Making their respective global debuts a month apart, the latest generations of the BMW 5 Series and the Mercedes-Benz E-Class have been rivals over decades, and while both emerge to be the most technology-laden iterations yet, each one takes a distinct approach to electrification and overall design.
Compared to their predecessors, the G60 5 Series is a marked departure from the G30 in terms of styling, with more angular lines on its ‘face’ and a different set of crease lines in profile view.
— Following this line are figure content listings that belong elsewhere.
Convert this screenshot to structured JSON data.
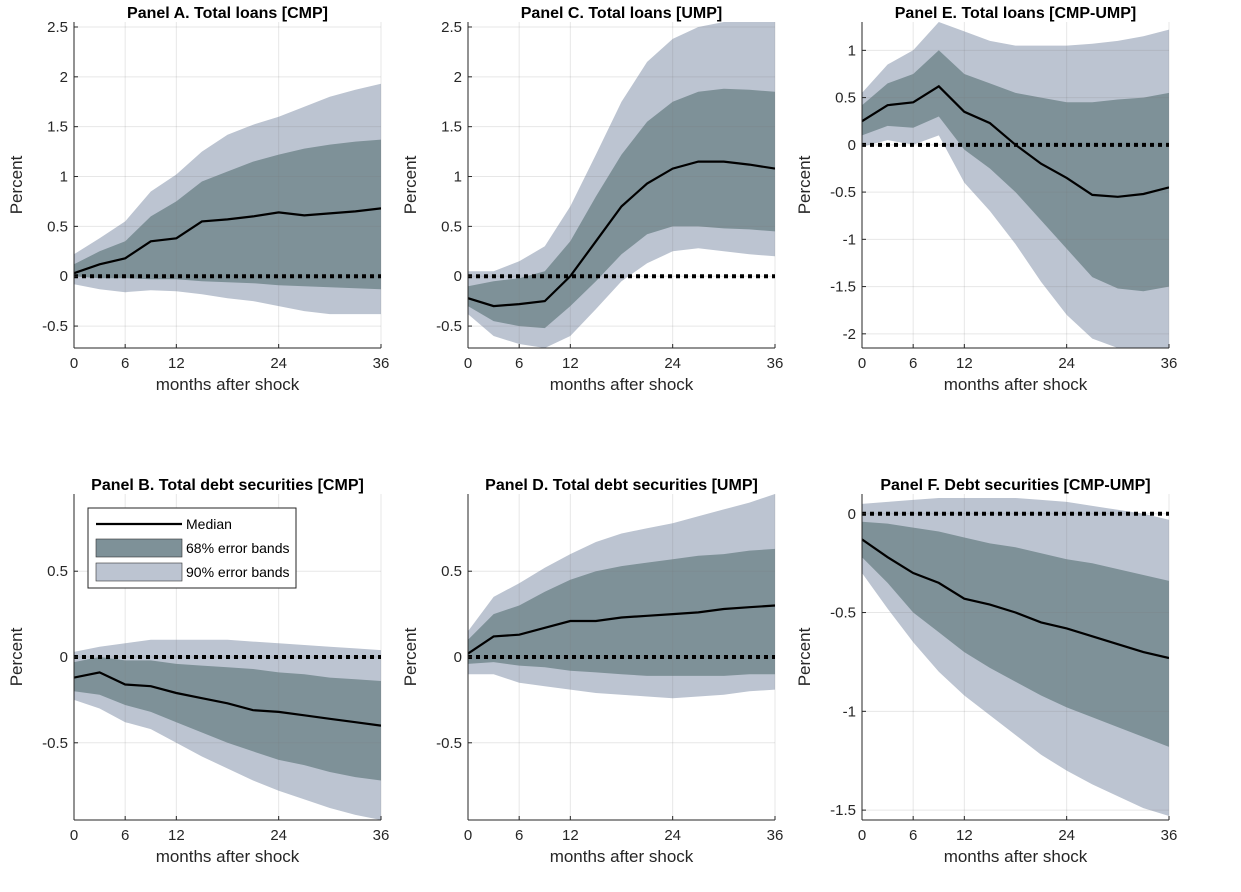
{
  "chart_data": [
    {
      "type": "area",
      "title": "Panel A. Total loans [CMP]",
      "xlabel": "months after shock",
      "ylabel": "Percent",
      "xlim": [
        0,
        36
      ],
      "ylim": [
        -0.72,
        2.55
      ],
      "xticks": [
        0,
        6,
        12,
        24,
        36
      ],
      "yticks": [
        -0.5,
        0,
        0.5,
        1,
        1.5,
        2,
        2.5
      ],
      "ytick_labels": [
        "-0.5",
        "0",
        "0.5",
        "1",
        "1.5",
        "2",
        "2.5"
      ],
      "grid": true,
      "x": [
        0,
        3,
        6,
        9,
        12,
        15,
        18,
        21,
        24,
        27,
        30,
        33,
        36
      ],
      "series": [
        {
          "name": "Median",
          "values": [
            0.03,
            0.12,
            0.18,
            0.35,
            0.38,
            0.55,
            0.57,
            0.6,
            0.64,
            0.61,
            0.63,
            0.65,
            0.68
          ]
        },
        {
          "name": "68% error bands",
          "lower": [
            0.0,
            -0.02,
            -0.02,
            -0.03,
            -0.03,
            -0.05,
            -0.06,
            -0.07,
            -0.09,
            -0.1,
            -0.11,
            -0.12,
            -0.13
          ],
          "upper": [
            0.12,
            0.25,
            0.35,
            0.6,
            0.75,
            0.95,
            1.05,
            1.15,
            1.22,
            1.28,
            1.32,
            1.35,
            1.37
          ]
        },
        {
          "name": "90% error bands",
          "lower": [
            -0.08,
            -0.13,
            -0.16,
            -0.14,
            -0.15,
            -0.18,
            -0.22,
            -0.25,
            -0.3,
            -0.35,
            -0.38,
            -0.38,
            -0.38
          ],
          "upper": [
            0.22,
            0.38,
            0.55,
            0.85,
            1.02,
            1.25,
            1.42,
            1.52,
            1.6,
            1.7,
            1.8,
            1.87,
            1.93
          ]
        }
      ],
      "reference_line": 0
    },
    {
      "type": "area",
      "title": "Panel C. Total loans [UMP]",
      "xlabel": "months after shock",
      "ylabel": "Percent",
      "xlim": [
        0,
        36
      ],
      "ylim": [
        -0.72,
        2.55
      ],
      "xticks": [
        0,
        6,
        12,
        24,
        36
      ],
      "yticks": [
        -0.5,
        0,
        0.5,
        1,
        1.5,
        2,
        2.5
      ],
      "ytick_labels": [
        "-0.5",
        "0",
        "0.5",
        "1",
        "1.5",
        "2",
        "2.5"
      ],
      "grid": true,
      "x": [
        0,
        3,
        6,
        9,
        12,
        15,
        18,
        21,
        24,
        27,
        30,
        33,
        36
      ],
      "series": [
        {
          "name": "Median",
          "values": [
            -0.22,
            -0.3,
            -0.28,
            -0.25,
            0.0,
            0.35,
            0.7,
            0.93,
            1.08,
            1.15,
            1.15,
            1.12,
            1.08
          ]
        },
        {
          "name": "68% error bands",
          "lower": [
            -0.3,
            -0.45,
            -0.5,
            -0.52,
            -0.3,
            -0.05,
            0.22,
            0.42,
            0.5,
            0.5,
            0.48,
            0.47,
            0.45
          ],
          "upper": [
            -0.1,
            -0.05,
            -0.02,
            0.05,
            0.35,
            0.8,
            1.22,
            1.55,
            1.75,
            1.85,
            1.88,
            1.87,
            1.85
          ]
        },
        {
          "name": "90% error bands",
          "lower": [
            -0.38,
            -0.6,
            -0.68,
            -0.72,
            -0.6,
            -0.33,
            -0.05,
            0.13,
            0.25,
            0.28,
            0.25,
            0.22,
            0.2
          ],
          "upper": [
            0.05,
            0.05,
            0.15,
            0.3,
            0.7,
            1.22,
            1.75,
            2.15,
            2.38,
            2.5,
            2.55,
            2.55,
            2.55
          ]
        }
      ],
      "reference_line": 0
    },
    {
      "type": "area",
      "title": "Panel E. Total loans [CMP-UMP]",
      "xlabel": "months after shock",
      "ylabel": "Percent",
      "xlim": [
        0,
        36
      ],
      "ylim": [
        -2.15,
        1.3
      ],
      "xticks": [
        0,
        6,
        12,
        24,
        36
      ],
      "yticks": [
        -2,
        -1.5,
        -1,
        -0.5,
        0,
        0.5,
        1
      ],
      "ytick_labels": [
        "-2",
        "-1.5",
        "-1",
        "-0.5",
        "0",
        "0.5",
        "1"
      ],
      "grid": true,
      "x": [
        0,
        3,
        6,
        9,
        12,
        15,
        18,
        21,
        24,
        27,
        30,
        33,
        36
      ],
      "series": [
        {
          "name": "Median",
          "values": [
            0.25,
            0.42,
            0.45,
            0.62,
            0.35,
            0.23,
            0.0,
            -0.2,
            -0.35,
            -0.53,
            -0.55,
            -0.52,
            -0.45
          ]
        },
        {
          "name": "68% error bands",
          "lower": [
            0.1,
            0.2,
            0.18,
            0.3,
            -0.05,
            -0.25,
            -0.5,
            -0.8,
            -1.1,
            -1.4,
            -1.52,
            -1.55,
            -1.5
          ],
          "upper": [
            0.42,
            0.65,
            0.75,
            1.0,
            0.75,
            0.65,
            0.55,
            0.5,
            0.45,
            0.45,
            0.48,
            0.5,
            0.55
          ]
        },
        {
          "name": "90% error bands",
          "lower": [
            -0.02,
            0.05,
            0.0,
            0.1,
            -0.4,
            -0.7,
            -1.05,
            -1.45,
            -1.8,
            -2.05,
            -2.15,
            -2.15,
            -2.15
          ],
          "upper": [
            0.55,
            0.85,
            1.0,
            1.3,
            1.2,
            1.1,
            1.05,
            1.05,
            1.05,
            1.07,
            1.1,
            1.15,
            1.22
          ]
        }
      ],
      "reference_line": 0
    },
    {
      "type": "area",
      "title": "Panel B. Total debt securities [CMP]",
      "xlabel": "months after shock",
      "ylabel": "Percent",
      "xlim": [
        0,
        36
      ],
      "ylim": [
        -0.95,
        0.95
      ],
      "xticks": [
        0,
        6,
        12,
        24,
        36
      ],
      "yticks": [
        -0.5,
        0,
        0.5
      ],
      "ytick_labels": [
        "-0.5",
        "0",
        "0.5"
      ],
      "grid": true,
      "legend": {
        "position": "top-left",
        "entries": [
          "Median",
          "68% error bands",
          "90% error bands"
        ]
      },
      "x": [
        0,
        3,
        6,
        9,
        12,
        15,
        18,
        21,
        24,
        27,
        30,
        33,
        36
      ],
      "series": [
        {
          "name": "Median",
          "values": [
            -0.12,
            -0.09,
            -0.16,
            -0.17,
            -0.21,
            -0.24,
            -0.27,
            -0.31,
            -0.32,
            -0.34,
            -0.36,
            -0.38,
            -0.4
          ]
        },
        {
          "name": "68% error bands",
          "lower": [
            -0.2,
            -0.22,
            -0.28,
            -0.32,
            -0.38,
            -0.44,
            -0.5,
            -0.55,
            -0.6,
            -0.63,
            -0.67,
            -0.7,
            -0.72
          ],
          "upper": [
            -0.03,
            0.0,
            -0.02,
            -0.02,
            -0.04,
            -0.05,
            -0.06,
            -0.07,
            -0.09,
            -0.1,
            -0.12,
            -0.13,
            -0.14
          ]
        },
        {
          "name": "90% error bands",
          "lower": [
            -0.25,
            -0.3,
            -0.38,
            -0.42,
            -0.5,
            -0.58,
            -0.65,
            -0.72,
            -0.78,
            -0.83,
            -0.88,
            -0.92,
            -0.95
          ],
          "upper": [
            0.03,
            0.06,
            0.08,
            0.1,
            0.1,
            0.1,
            0.1,
            0.09,
            0.08,
            0.07,
            0.06,
            0.05,
            0.04
          ]
        }
      ],
      "reference_line": 0
    },
    {
      "type": "area",
      "title": "Panel D. Total debt securities [UMP]",
      "xlabel": "months after shock",
      "ylabel": "Percent",
      "xlim": [
        0,
        36
      ],
      "ylim": [
        -0.95,
        0.95
      ],
      "xticks": [
        0,
        6,
        12,
        24,
        36
      ],
      "yticks": [
        -0.5,
        0,
        0.5
      ],
      "ytick_labels": [
        "-0.5",
        "0",
        "0.5"
      ],
      "grid": true,
      "x": [
        0,
        3,
        6,
        9,
        12,
        15,
        18,
        21,
        24,
        27,
        30,
        33,
        36
      ],
      "series": [
        {
          "name": "Median",
          "values": [
            0.02,
            0.12,
            0.13,
            0.17,
            0.21,
            0.21,
            0.23,
            0.24,
            0.25,
            0.26,
            0.28,
            0.29,
            0.3
          ]
        },
        {
          "name": "68% error bands",
          "lower": [
            -0.04,
            -0.03,
            -0.05,
            -0.06,
            -0.08,
            -0.09,
            -0.1,
            -0.11,
            -0.11,
            -0.11,
            -0.11,
            -0.1,
            -0.1
          ],
          "upper": [
            0.1,
            0.25,
            0.3,
            0.38,
            0.45,
            0.5,
            0.53,
            0.55,
            0.57,
            0.59,
            0.6,
            0.62,
            0.63
          ]
        },
        {
          "name": "90% error bands",
          "lower": [
            -0.1,
            -0.1,
            -0.15,
            -0.17,
            -0.19,
            -0.21,
            -0.22,
            -0.23,
            -0.24,
            -0.23,
            -0.22,
            -0.2,
            -0.19
          ],
          "upper": [
            0.15,
            0.35,
            0.43,
            0.52,
            0.6,
            0.67,
            0.72,
            0.75,
            0.78,
            0.82,
            0.86,
            0.9,
            0.95
          ]
        }
      ],
      "reference_line": 0
    },
    {
      "type": "area",
      "title": "Panel F. Debt securities [CMP-UMP]",
      "xlabel": "months after shock",
      "ylabel": "Percent",
      "xlim": [
        0,
        36
      ],
      "ylim": [
        -1.55,
        0.1
      ],
      "xticks": [
        0,
        6,
        12,
        24,
        36
      ],
      "yticks": [
        -1.5,
        -1,
        -0.5,
        0
      ],
      "ytick_labels": [
        "-1.5",
        "-1",
        "-0.5",
        "0"
      ],
      "grid": true,
      "x": [
        0,
        3,
        6,
        9,
        12,
        15,
        18,
        21,
        24,
        27,
        30,
        33,
        36
      ],
      "series": [
        {
          "name": "Median",
          "values": [
            -0.13,
            -0.22,
            -0.3,
            -0.35,
            -0.43,
            -0.46,
            -0.5,
            -0.55,
            -0.58,
            -0.62,
            -0.66,
            -0.7,
            -0.73
          ]
        },
        {
          "name": "68% error bands",
          "lower": [
            -0.22,
            -0.35,
            -0.5,
            -0.6,
            -0.7,
            -0.78,
            -0.85,
            -0.92,
            -0.98,
            -1.03,
            -1.08,
            -1.13,
            -1.18
          ],
          "upper": [
            -0.04,
            -0.05,
            -0.07,
            -0.09,
            -0.12,
            -0.15,
            -0.17,
            -0.2,
            -0.23,
            -0.25,
            -0.28,
            -0.31,
            -0.34
          ]
        },
        {
          "name": "90% error bands",
          "lower": [
            -0.3,
            -0.48,
            -0.65,
            -0.8,
            -0.92,
            -1.02,
            -1.12,
            -1.22,
            -1.3,
            -1.37,
            -1.43,
            -1.49,
            -1.53
          ],
          "upper": [
            0.05,
            0.06,
            0.07,
            0.08,
            0.08,
            0.08,
            0.08,
            0.07,
            0.06,
            0.04,
            0.02,
            0.0,
            -0.03
          ]
        }
      ],
      "reference_line": 0
    }
  ],
  "colors": {
    "band90": "#bcc4d1",
    "band68": "#7e9198",
    "median": "#000000",
    "zero_line": "#000000",
    "grid": "#e2e2e2",
    "axis": "#262626"
  }
}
By comparison, the W214 E-Class appears more conservative with its its less radical rework of styling from its predecessor, the W213 facelift.
It somewhat harks back several generations to the E60 5 Series, which was a vast departure from the much-loved E39, and the W211 E-Class which was considerably less radical in its progression from the W210.
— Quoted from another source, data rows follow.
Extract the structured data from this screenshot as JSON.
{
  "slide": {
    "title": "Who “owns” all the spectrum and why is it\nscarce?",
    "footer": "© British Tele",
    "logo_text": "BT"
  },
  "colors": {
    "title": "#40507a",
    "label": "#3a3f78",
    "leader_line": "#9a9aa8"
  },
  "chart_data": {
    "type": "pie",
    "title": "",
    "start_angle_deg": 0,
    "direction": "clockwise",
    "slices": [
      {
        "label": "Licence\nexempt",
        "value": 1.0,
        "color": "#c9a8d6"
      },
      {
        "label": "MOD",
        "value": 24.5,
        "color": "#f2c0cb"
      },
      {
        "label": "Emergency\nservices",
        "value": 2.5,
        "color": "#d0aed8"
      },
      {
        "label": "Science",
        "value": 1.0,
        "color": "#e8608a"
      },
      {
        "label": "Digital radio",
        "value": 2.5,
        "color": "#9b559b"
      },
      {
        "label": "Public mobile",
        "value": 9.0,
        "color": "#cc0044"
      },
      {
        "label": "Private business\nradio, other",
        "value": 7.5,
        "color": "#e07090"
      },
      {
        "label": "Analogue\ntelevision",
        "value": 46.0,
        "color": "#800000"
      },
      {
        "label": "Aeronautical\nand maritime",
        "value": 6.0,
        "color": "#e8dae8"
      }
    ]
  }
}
The G60 5 Series shares its Cluster Architecture (CLAR) platform with the i5 that premiered simultaneously, as the platform has been designed to accommodate both internal combustion powertrains (with varying levels of electrification) as well as fully electric drive.
By contrast, the W214 E-Class is built on the MRA2 platform which is a predominantly internal-combustion platform; its pure EV equivalent, the EQE, uses the EV-dedicated Electric Vehicle Architecture (EVA).
Similarities return in the combustion engine selection at launch for these mid-sized models of each German brand, where four-cylinder petrol and diesel engines (208 hp 520i, 197 hp 520d for the G60 5 Series, 204 hp E 200 and 197 hp E 220 d for the W214 E-Class) feature for their native European market.
Meanwhile, both bring to the North American market a more powerful four-cylinder petrol as well as a six-cylinder petrol (255 hp/400 Nm 530i and 375 hp/520 Nm 540i xDrive, and 255 hp/400 Nm E 350 4Matic and 375 hp/500 Nm E 450 4Matic.
Moving inside, the cabin of each car continue to showcase the design language of each brand; display screens take centrestage in this era, and BMW and Mercedes-Benz demonstrate their different approaches, with the Curved Display and Superscreen designs respectively.
Both the G60 BMW 5 Series and the W214 Mercedes-Benz E-Class come loaded with active safety and driver assistance systems; BMW claims a world-first with Active Lane Change Assistant that executes a lane change (where safe) when the driver looks at the exterior mirror after a prompt, while the Attention Assist on the E-Class adds a driver distraction alert.
Feature sets from the consumer electronics realm feature heavily, as both the G60 5 Series and W214 E-Class pack a selfie camera, as well as a host of applications which include games. In this area, the new 5 Series features AirConsole, bringing games such as “Go Kart Go”, “Golazo”, “Music Guess” and “Overcooked”, in addition to video streaming.
For comparison, the new E-Class notably rolled out the availability of the Angry Birds game along with TikTok, Zoom, Webex and more.
With those aspects considered, which of the two gets your pick?